Background: I\'ve deployed an MVC3 application to 2 Azure Web Role instances, but I\'m confused as to how I can test out the possibility of one of these instances failing.
If you have RDP access enabled to your instances you can very easily remove one or more instance out from LoadBalancer even when the instance is running healthy without writing any line of code. You just need to RDP to your instance and then use PowerShell scripts to take the instance off from loadbalancer. In my following blog I have described the exact procedure:
http://blogs.msdn.com/b/avkashchauhan/archive/2012/01/27/windows-azure-troubleshooting-taking-specific-windows-azure-instance-offline.aspx
The above details also help to run load testing by removing N instances from total M instances .
If you use the StatusCheck event to set the status to Busy, your instance won't receive any more requests from the loadbalancer. You might want to write some code to send messages to your instances that will set them as busy for some time (using queues for example).

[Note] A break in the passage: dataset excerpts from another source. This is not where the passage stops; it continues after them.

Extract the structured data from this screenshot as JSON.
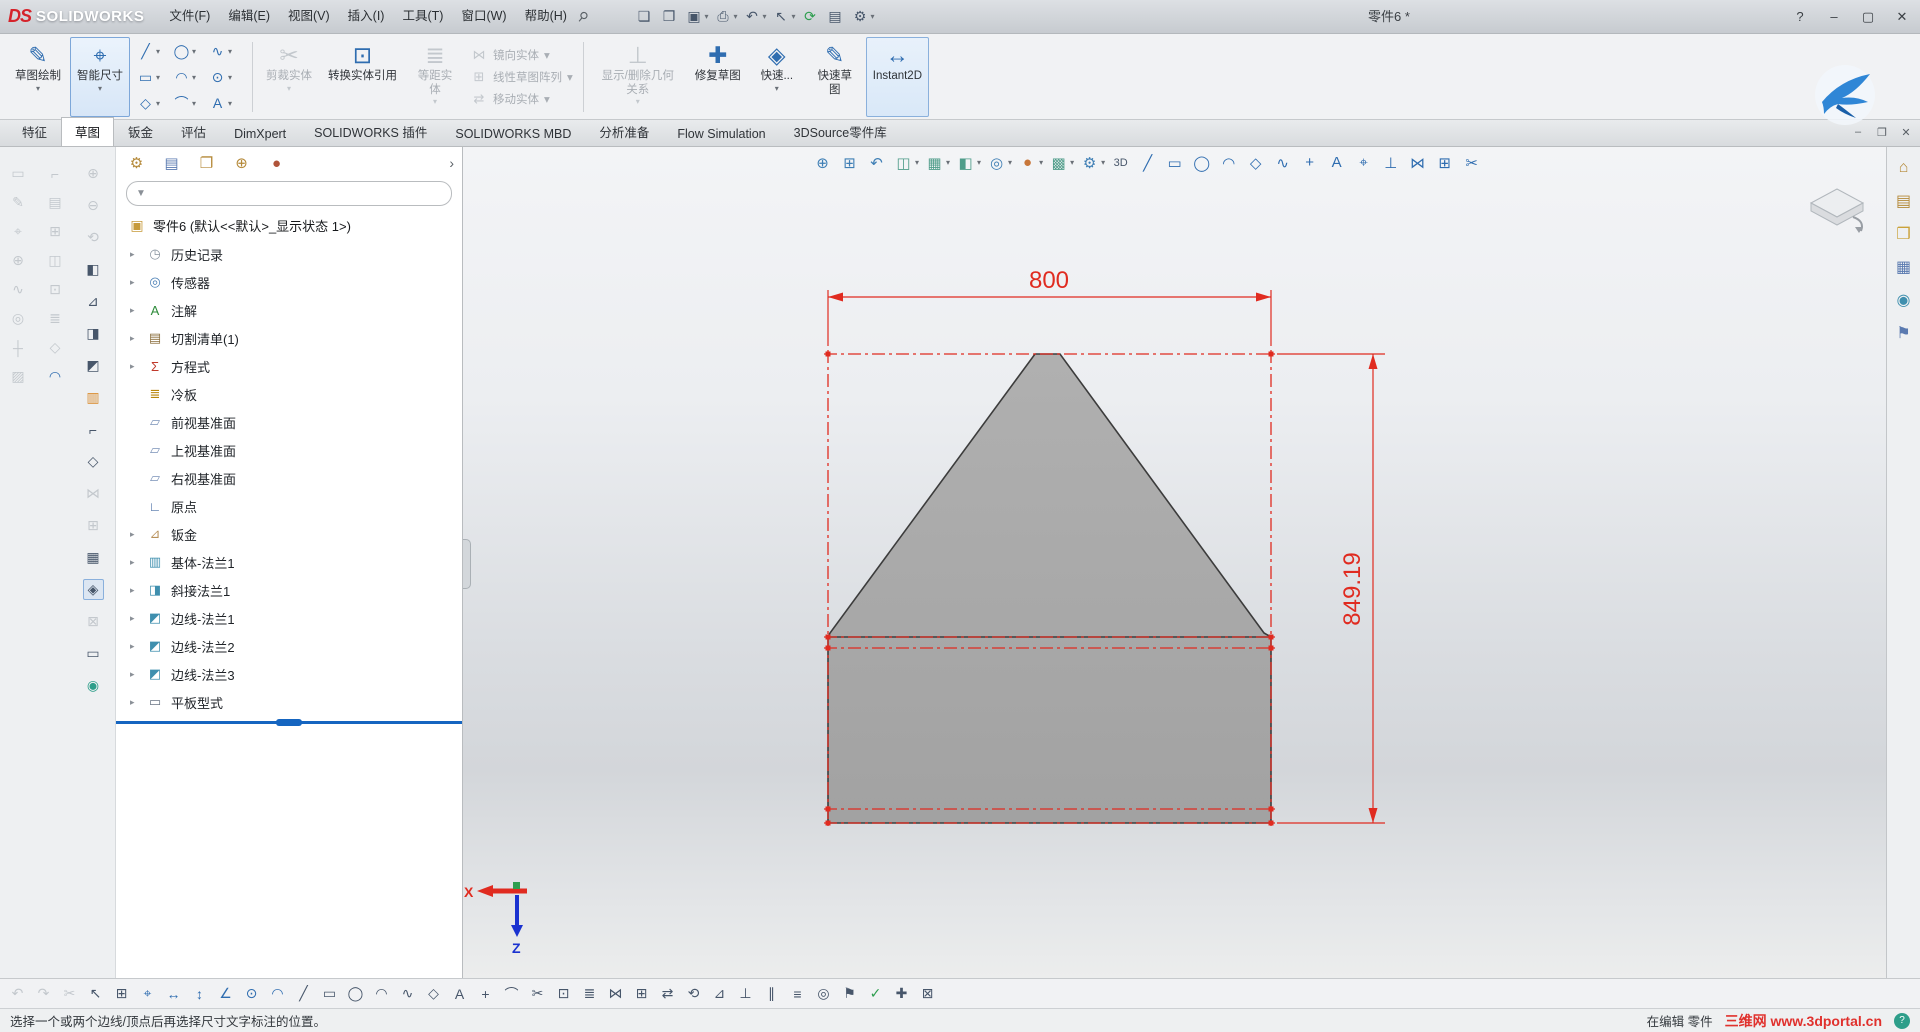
{
  "colors": {
    "accent": "#2f6db0",
    "dim_red": "#e02b20",
    "shape_fill": "#a8a8a8",
    "rollback_blue": "#1565c0"
  },
  "title_bar": {
    "logo_ds": "DS",
    "logo_text": "SOLIDWORKS",
    "menus": [
      {
        "id": "file",
        "label": "文件(F)"
      },
      {
        "id": "edit",
        "label": "编辑(E)"
      },
      {
        "id": "view",
        "label": "视图(V)"
      },
      {
        "id": "insert",
        "label": "插入(I)"
      },
      {
        "id": "tools",
        "label": "工具(T)"
      },
      {
        "id": "window",
        "label": "窗口(W)"
      },
      {
        "id": "help",
        "label": "帮助(H)"
      }
    ],
    "quick_access": [
      {
        "n": "new-document-icon",
        "g": "❏"
      },
      {
        "n": "open-document-icon",
        "g": "❐"
      },
      {
        "n": "save-icon",
        "g": "▣",
        "dd": 1
      },
      {
        "n": "print-icon",
        "g": "⎙",
        "dd": 1
      },
      {
        "n": "undo-icon",
        "g": "↶",
        "dd": 1
      },
      {
        "n": "select-icon",
        "g": "↖",
        "dd": 1
      },
      {
        "n": "rebuild-icon",
        "g": "⟳",
        "c": "#2e9e4f"
      },
      {
        "n": "file-properties-icon",
        "g": "▤"
      },
      {
        "n": "options-icon",
        "g": "⚙",
        "dd": 1
      }
    ],
    "document_title": "零件6 *",
    "help_button": "?",
    "minimize_button": "–",
    "maximize_button": "▢",
    "close_button": "✕"
  },
  "ribbon": {
    "sketch": {
      "label": "草图绘制",
      "icon": "✎"
    },
    "smart_dimension": {
      "label": "智能尺寸",
      "icon": "⌖"
    },
    "entity_tools": [
      {
        "n": "line-tool-icon",
        "g": "╱",
        "c": "#2f6db0",
        "dd": 1
      },
      {
        "n": "circle-tool-icon",
        "g": "◯",
        "c": "#2f6db0",
        "dd": 1
      },
      {
        "n": "spline-tool-icon",
        "g": "∿",
        "c": "#2f6db0",
        "dd": 1
      },
      {
        "n": "rectangle-tool-icon",
        "g": "▭",
        "c": "#2f6db0",
        "dd": 1
      },
      {
        "n": "arc-tool-icon",
        "g": "◠",
        "c": "#2f6db0",
        "dd": 1
      },
      {
        "n": "ellipse-tool-icon",
        "g": "⊙",
        "c": "#2f6db0",
        "dd": 1
      },
      {
        "n": "polygon-tool-icon",
        "g": "◇",
        "c": "#2f6db0",
        "dd": 1
      },
      {
        "n": "fillet-tool-icon",
        "g": "⌒",
        "c": "#2f6db0",
        "dd": 1
      },
      {
        "n": "text-tool-icon",
        "g": "A",
        "c": "#2f6db0",
        "dd": 1
      }
    ],
    "trim": {
      "label": "剪裁实体",
      "icon": "✂"
    },
    "convert": {
      "label": "转换实体引用",
      "icon": "⊡"
    },
    "offset": {
      "label": "等距实体",
      "icon": "≣"
    },
    "mirror": {
      "label": "镜向实体",
      "icon": "⋈"
    },
    "linear_pattern": {
      "label": "线性草图阵列",
      "icon": "⊞"
    },
    "move": {
      "label": "移动实体",
      "icon": "⇄"
    },
    "relations": {
      "label": "显示/删除几何关系",
      "icon": "⊥"
    },
    "repair": {
      "label": "修复草图",
      "icon": "✚"
    },
    "quick_snaps": {
      "label": "快速...",
      "icon": "◈"
    },
    "rapid_sketch": {
      "label": "快速草图",
      "icon": "✎"
    },
    "instant2d": {
      "label": "Instant2D",
      "icon": "↔"
    }
  },
  "command_tabs": {
    "items": [
      {
        "id": "features",
        "label": "特征"
      },
      {
        "id": "sketch",
        "label": "草图",
        "active": true
      },
      {
        "id": "sheet-metal",
        "label": "钣金"
      },
      {
        "id": "evaluate",
        "label": "评估"
      },
      {
        "id": "dimxpert",
        "label": "DimXpert"
      },
      {
        "id": "solidworks-addins",
        "label": "SOLIDWORKS 插件"
      },
      {
        "id": "solidworks-mbd",
        "label": "SOLIDWORKS MBD"
      },
      {
        "id": "analysis-prep",
        "label": "分析准备"
      },
      {
        "id": "flow-simulation",
        "label": "Flow Simulation"
      },
      {
        "id": "3dsource-library",
        "label": "3DSource零件库"
      }
    ],
    "window_icons": [
      {
        "n": "doc-minimize-icon",
        "g": "–"
      },
      {
        "n": "doc-restore-icon",
        "g": "❐"
      },
      {
        "n": "doc-close-icon",
        "g": "✕"
      }
    ]
  },
  "left_dock": {
    "col1": [
      {
        "n": "note-tool-icon",
        "g": "▭",
        "d": 1
      },
      {
        "n": "surface-finish-icon",
        "g": "✎",
        "d": 1
      },
      {
        "n": "geometric-tolerance-icon",
        "g": "⌖",
        "d": 1
      },
      {
        "n": "datum-feature-icon",
        "g": "⊕",
        "d": 1
      },
      {
        "n": "weld-symbol-icon",
        "g": "∿",
        "d": 1
      },
      {
        "n": "balloon-icon",
        "g": "◎",
        "d": 1
      },
      {
        "n": "center-mark-icon",
        "g": "┼",
        "d": 1
      },
      {
        "n": "area-hatch-icon",
        "g": "▨",
        "d": 1
      }
    ],
    "col2": [
      {
        "n": "blocks-tool-icon",
        "g": "⌐",
        "d": 1
      },
      {
        "n": "table-tool-icon",
        "g": "▤",
        "d": 1
      },
      {
        "n": "pattern-tool-icon",
        "g": "⊞",
        "d": 1
      },
      {
        "n": "section-tool-icon",
        "g": "◫",
        "d": 1
      },
      {
        "n": "convert-tool-icon",
        "g": "⊡",
        "d": 1
      },
      {
        "n": "offset-tool-icon",
        "g": "≣",
        "d": 1
      },
      {
        "n": "polygon-dock-icon",
        "g": "◇",
        "d": 1
      },
      {
        "n": "arc-dock-icon",
        "g": "◠",
        "c": "#2f6db0"
      }
    ],
    "col3": [
      {
        "n": "extruded-boss-icon",
        "g": "⊕",
        "d": 1
      },
      {
        "n": "extruded-cut-icon",
        "g": "⊖",
        "d": 1
      },
      {
        "n": "revolve-icon",
        "g": "⟲",
        "d": 1
      },
      {
        "n": "fillet-feature-icon",
        "g": "◧"
      },
      {
        "n": "chamfer-feature-icon",
        "g": "⊿"
      },
      {
        "n": "base-flange-tool-icon",
        "g": "◨"
      },
      {
        "n": "edge-flange-tool-icon",
        "g": "◩"
      },
      {
        "n": "miter-flange-tool-icon",
        "g": "▥",
        "c": "#d98a2b"
      },
      {
        "n": "hem-tool-icon",
        "g": "⌐"
      },
      {
        "n": "jog-tool-icon",
        "g": "◇"
      },
      {
        "n": "mirror-feature-icon",
        "g": "⋈",
        "d": 1
      },
      {
        "n": "linear-pattern-feature-icon",
        "g": "⊞",
        "d": 1
      },
      {
        "n": "rib-tool-icon",
        "g": "▦"
      },
      {
        "n": "unfold-tool-icon",
        "g": "◈",
        "p": 1
      },
      {
        "n": "fold-tool-icon",
        "g": "⊠",
        "d": 1
      },
      {
        "n": "flatten-tool-icon",
        "g": "▭"
      },
      {
        "n": "appearance-sphere-icon",
        "g": "◉",
        "c": "#2e9e8a"
      }
    ]
  },
  "feature_tree": {
    "header_icons": [
      {
        "n": "featuremanager-tab-icon",
        "g": "⚙",
        "c": "#b58a3a"
      },
      {
        "n": "propertymanager-tab-icon",
        "g": "▤",
        "c": "#5a7ab0"
      },
      {
        "n": "configurationmanager-tab-icon",
        "g": "❐",
        "c": "#b58a3a"
      },
      {
        "n": "dimxpertmanager-tab-icon",
        "g": "⊕",
        "c": "#b58a3a"
      },
      {
        "n": "displaymanager-tab-icon",
        "g": "●",
        "c": "#b0543a"
      }
    ],
    "collapse_arrow": "›",
    "filter": {
      "value": ""
    },
    "root": {
      "n": "part-icon",
      "g": "▣",
      "c": "#c79a3a",
      "label": "零件6 (默认<<默认>_显示状态 1>)"
    },
    "items": [
      {
        "n": "history-folder-icon",
        "g": "◷",
        "c": "#8a95a0",
        "label": "历史记录",
        "arrow": true
      },
      {
        "n": "sensors-icon",
        "g": "◎",
        "c": "#4a7fb5",
        "label": "传感器",
        "arrow": true
      },
      {
        "n": "annotations-icon",
        "g": "A",
        "c": "#2e8b3a",
        "label": "注解",
        "arrow": true
      },
      {
        "n": "cut-list-icon",
        "g": "▤",
        "c": "#8a6d3b",
        "label": "切割清单(1)",
        "arrow": true
      },
      {
        "n": "equations-icon",
        "g": "Σ",
        "c": "#c0392b",
        "label": "方程式",
        "arrow": true
      },
      {
        "n": "material-icon",
        "g": "≣",
        "c": "#b8860b",
        "label": "冷板",
        "arrow": false
      },
      {
        "n": "front-plane-icon",
        "g": "▱",
        "c": "#7a92b8",
        "label": "前视基准面",
        "arrow": false
      },
      {
        "n": "top-plane-icon",
        "g": "▱",
        "c": "#7a92b8",
        "label": "上视基准面",
        "arrow": false
      },
      {
        "n": "right-plane-icon",
        "g": "▱",
        "c": "#7a92b8",
        "label": "右视基准面",
        "arrow": false
      },
      {
        "n": "origin-icon",
        "g": "∟",
        "c": "#4a6fa5",
        "label": "原点",
        "arrow": false
      },
      {
        "n": "sheet-metal-folder-icon",
        "g": "⊿",
        "c": "#b8915a",
        "label": "钣金",
        "arrow": true
      },
      {
        "n": "base-flange-icon",
        "g": "▥",
        "c": "#3f8fae",
        "label": "基体-法兰1",
        "arrow": true
      },
      {
        "n": "miter-flange-icon",
        "g": "◨",
        "c": "#3f8fae",
        "label": "斜接法兰1",
        "arrow": true
      },
      {
        "n": "edge-flange-icon",
        "g": "◩",
        "c": "#3f8fae",
        "label": "边线-法兰1",
        "arrow": true
      },
      {
        "n": "edge-flange-icon",
        "g": "◩",
        "c": "#3f8fae",
        "label": "边线-法兰2",
        "arrow": true
      },
      {
        "n": "edge-flange-icon",
        "g": "◩",
        "c": "#3f8fae",
        "label": "边线-法兰3",
        "arrow": true
      },
      {
        "n": "flat-pattern-icon",
        "g": "▭",
        "c": "#6a7684",
        "label": "平板型式",
        "arrow": true
      }
    ]
  },
  "viewport": {
    "hud_icons": [
      {
        "n": "zoom-fit-icon",
        "g": "⊕",
        "c": "#3f7fb5"
      },
      {
        "n": "zoom-area-icon",
        "g": "⊞",
        "c": "#3f7fb5"
      },
      {
        "n": "previous-view-icon",
        "g": "↶",
        "c": "#3f7fb5"
      },
      {
        "n": "section-view-icon",
        "g": "◫",
        "c": "#4f9d8a",
        "dd": 1
      },
      {
        "n": "view-orientation-icon",
        "g": "▦",
        "c": "#4f9d8a",
        "dd": 1
      },
      {
        "n": "display-style-icon",
        "g": "◧",
        "c": "#4f9d8a",
        "dd": 1
      },
      {
        "n": "hide-show-items-icon",
        "g": "◎",
        "c": "#3f7fb5",
        "dd": 1
      },
      {
        "n": "edit-appearance-icon",
        "g": "●",
        "c": "#c8773a",
        "dd": 1
      },
      {
        "n": "apply-scene-icon",
        "g": "▩",
        "c": "#4f9d8a",
        "dd": 1
      },
      {
        "n": "view-settings-icon",
        "g": "⚙",
        "c": "#3f7fb5",
        "dd": 1
      },
      {
        "n": "3d-sketch-icon",
        "g": "3D",
        "fs": 11
      },
      {
        "n": "sketch-line-icon",
        "g": "╱",
        "c": "#2f6db0"
      },
      {
        "n": "sketch-rectangle-icon",
        "g": "▭",
        "c": "#2f6db0"
      },
      {
        "n": "sketch-circle-icon",
        "g": "◯",
        "c": "#2f6db0"
      },
      {
        "n": "sketch-arc-icon",
        "g": "◠",
        "c": "#2f6db0"
      },
      {
        "n": "sketch-polygon-icon",
        "g": "◇",
        "c": "#2f6db0"
      },
      {
        "n": "sketch-spline-icon",
        "g": "∿",
        "c": "#2f6db0"
      },
      {
        "n": "sketch-point-icon",
        "g": "+",
        "c": "#2f6db0"
      },
      {
        "n": "sketch-text-icon",
        "g": "A",
        "c": "#2f6db0"
      },
      {
        "n": "sketch-dimension-icon",
        "g": "⌖",
        "c": "#2f6db0"
      },
      {
        "n": "sketch-relation-icon",
        "g": "⊥",
        "c": "#2f6db0"
      },
      {
        "n": "sketch-mirror-icon",
        "g": "⋈",
        "c": "#2f6db0"
      },
      {
        "n": "sketch-pattern-icon",
        "g": "⊞",
        "c": "#2f6db0"
      },
      {
        "n": "sketch-trim-icon",
        "g": "✂",
        "c": "#2f6db0"
      }
    ],
    "dim_width": "800",
    "dim_height": "849.19",
    "triad_x": "X",
    "triad_z": "Z"
  },
  "task_pane": {
    "icons": [
      {
        "n": "task-pane-home-icon",
        "g": "⌂",
        "c": "#b58a3a"
      },
      {
        "n": "design-library-icon",
        "g": "▤",
        "c": "#b58a3a"
      },
      {
        "n": "file-explorer-icon",
        "g": "❒",
        "c": "#caa23a"
      },
      {
        "n": "view-palette-icon",
        "g": "▦",
        "c": "#5a7ab0"
      },
      {
        "n": "appearances-icon",
        "g": "◉",
        "c": "#3f8fae"
      },
      {
        "n": "custom-properties-icon",
        "g": "⚑",
        "c": "#5a7ab0"
      }
    ]
  },
  "bottom_toolbar": {
    "icons": [
      {
        "n": "undo-icon",
        "g": "↶",
        "d": 1
      },
      {
        "n": "redo-icon",
        "g": "↷",
        "d": 1
      },
      {
        "n": "cut-icon",
        "g": "✂",
        "d": 1
      },
      {
        "n": "select-arrow-icon",
        "g": "↖"
      },
      {
        "n": "snap-grid-icon",
        "g": "⊞"
      },
      {
        "n": "smart-dimension-icon",
        "g": "⌖",
        "c": "#2f6db0"
      },
      {
        "n": "horizontal-dimension-icon",
        "g": "↔",
        "c": "#2f6db0"
      },
      {
        "n": "vertical-dimension-icon",
        "g": "↕",
        "c": "#2f6db0"
      },
      {
        "n": "angle-dimension-icon",
        "g": "∠",
        "c": "#2f6db0"
      },
      {
        "n": "diameter-dimension-icon",
        "g": "⊙",
        "c": "#2f6db0"
      },
      {
        "n": "radius-dimension-icon",
        "g": "◠",
        "c": "#2f6db0"
      },
      {
        "n": "line-tool-icon",
        "g": "╱"
      },
      {
        "n": "rectangle-tool-icon",
        "g": "▭"
      },
      {
        "n": "circle-tool-icon",
        "g": "◯"
      },
      {
        "n": "arc-tool-icon",
        "g": "◠"
      },
      {
        "n": "spline-tool-icon",
        "g": "∿"
      },
      {
        "n": "polygon-tool-icon",
        "g": "◇"
      },
      {
        "n": "text-tool-icon",
        "g": "A"
      },
      {
        "n": "point-tool-icon",
        "g": "+"
      },
      {
        "n": "fillet-tool-icon",
        "g": "⌒"
      },
      {
        "n": "trim-tool-icon",
        "g": "✂"
      },
      {
        "n": "convert-entities-icon",
        "g": "⊡"
      },
      {
        "n": "offset-entities-icon",
        "g": "≣"
      },
      {
        "n": "mirror-entities-icon",
        "g": "⋈"
      },
      {
        "n": "linear-pattern-icon",
        "g": "⊞"
      },
      {
        "n": "move-entities-icon",
        "g": "⇄"
      },
      {
        "n": "rotate-entities-icon",
        "g": "⟲"
      },
      {
        "n": "chamfer-tool-icon",
        "g": "⊿"
      },
      {
        "n": "perpendicular-relation-icon",
        "g": "⊥"
      },
      {
        "n": "parallel-relation-icon",
        "g": "∥"
      },
      {
        "n": "coincident-relation-icon",
        "g": "≡"
      },
      {
        "n": "concentric-relation-icon",
        "g": "◎"
      },
      {
        "n": "fix-relation-icon",
        "g": "⚑"
      },
      {
        "n": "fully-define-sketch-icon",
        "g": "✓",
        "c": "#2e9e4f"
      },
      {
        "n": "repair-sketch-icon",
        "g": "✚"
      },
      {
        "n": "exit-sketch-icon",
        "g": "⊠"
      }
    ]
  },
  "status_bar": {
    "message": "选择一个或两个边线/顶点后再选择尺寸文字标注的位置。",
    "editing": "在编辑 零件",
    "watermark": "三维网 www.3dportal.cn"
  }
}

public override bool OnStart()
{
RoleEnvironment.StatusCheck += RoleEnvironmentStatusCheck;
return base.OnStart();
}
// Use the busy object to indicate that the status of the role instance must be Busy
private volatile bool busy = true;
private void RoleEnvironmentStatusCheck(object sender, RoleInstanceStatusCheckEventArgs e)
{
If (this.busy)
{
// Sets the status of the role instance to Busy for a short interval.
// If you want the role instance to remain busy, add code to
// continue to call the SetBusy method
e.SetBusy();
}
}
Reference: http://msdn.microsoft.com/en-us/library/microsoft.windowsazure.serviceruntime.roleenvironment.statuscheck.aspx
Besides that you can also simply reboot your instance (using the Windows Azure portal or Remote Desktop).
Steve Marx (aka smarx) developed a tool called WazMonkey. It is the azure counterpart of the tool Chaos Monkey developed by the netflix team to simulate broken instances in amazon AWS. WazMonkey terminates instances of a windows azure cloud service randomly to test the resilience of a cloud applications.